La saga a débuté en 1885. Quatre générations plus tard, les « Jean Nicolas » sont toujours maîtres-pipiers. Pourtant, il subsiste peu de chance d’en voir une cinquième.
Les vicissitudes du temps sans doute, les changements sociétaux et législatifs aussi…

Jean Nicolas Maitre Pipier le Tout LyonIl a changé son tablier « il y a trois, quatre ans » ; 25 ans de labeur commun. Gardera t-il le prochain aussi longtemps ?
Pas sûr… Rendra-t-il son tablier par anticipation ? Disons qu’à l’instar de ses outils, séculaires pour certains, Jean Nicolas, vrai bouille, réelle gueule digne d’un personnage de film, est usé. Non pas que la passion de son métier lui ait joué des tours – il l’a toujours accrochée aux lèvres – mais la conjoncture économique et la législation « anti-tabac » consument peu à peu son énergie. « Les gens font réparer du superflu, ils fument moins, les jeunes surtout dépensent moins… ». Plus grave, pour lui, « les métiers d’arts disparaissent car les Français ne s’y intéressent plus ». Heureusement, les étrangers sont là. Son site internet lui amène curieux et initiés de tous horizons : Italiens, Polonais…

Pourtant quelle histoire ! Quelle saga ! Elle dure depuis 1885, lorsque Jean Nicolas, premier du nom, débarque entre Rhône et Saône en provenance de Tarascon.

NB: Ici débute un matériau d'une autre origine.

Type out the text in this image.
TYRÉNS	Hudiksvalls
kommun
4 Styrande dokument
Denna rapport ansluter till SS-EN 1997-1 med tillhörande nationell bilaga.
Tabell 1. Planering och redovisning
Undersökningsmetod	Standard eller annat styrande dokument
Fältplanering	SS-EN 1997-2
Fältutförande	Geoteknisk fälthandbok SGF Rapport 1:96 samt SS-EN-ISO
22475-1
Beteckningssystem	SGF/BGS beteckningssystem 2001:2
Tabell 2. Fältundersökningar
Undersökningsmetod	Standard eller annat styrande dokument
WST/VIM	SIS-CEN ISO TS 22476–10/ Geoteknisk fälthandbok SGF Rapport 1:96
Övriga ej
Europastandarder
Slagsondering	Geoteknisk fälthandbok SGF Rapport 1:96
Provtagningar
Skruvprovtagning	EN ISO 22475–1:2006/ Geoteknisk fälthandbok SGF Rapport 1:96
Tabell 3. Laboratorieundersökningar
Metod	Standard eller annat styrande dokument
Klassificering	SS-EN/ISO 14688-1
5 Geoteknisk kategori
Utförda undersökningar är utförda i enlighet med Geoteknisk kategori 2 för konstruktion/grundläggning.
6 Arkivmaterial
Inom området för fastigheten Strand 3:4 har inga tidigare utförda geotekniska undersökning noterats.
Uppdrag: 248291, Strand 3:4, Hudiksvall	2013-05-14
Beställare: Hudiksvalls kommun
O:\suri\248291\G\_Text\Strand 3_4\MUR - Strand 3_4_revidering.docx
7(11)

Il apprend le métier de maître-pipier et ouvre un magasin de pipes, cannes, éventails sous les arcades de l’opéra. Son fils le rejoint en 1905 à tout juste 14 ans ; Jean, troisième du nom, entre dans la maison à 17 ans. Nous sommes en 1950. Jean (IV) Nicolas n’échappe pas à l’atavisme familial : en 1976, à seulement 16 ans, le voilà qui embrasse la profession. Cinq ans plus tard, la maison éponyme quitte les arcades et trouve refuge rue Gasparin, dans le deuxième arrondissement de Lyon. Elle s’y trouve toujours. Fabrication, réparation, ventes, l’homme est au four et au moulin.
En pipe standard, la maison Jean Nicolas propose plus de 24 formes classiques de pipes de la Néogène à la Chasse. Pipes lecture – tuyau long pour une fumée plus fraîche – Brûles-Gueule – pipes courtes et légères – les Géantes – à savourer au calme – sans oublier celles pour dames – fines et élégantes – qui représentent 10 % de sa clientèle.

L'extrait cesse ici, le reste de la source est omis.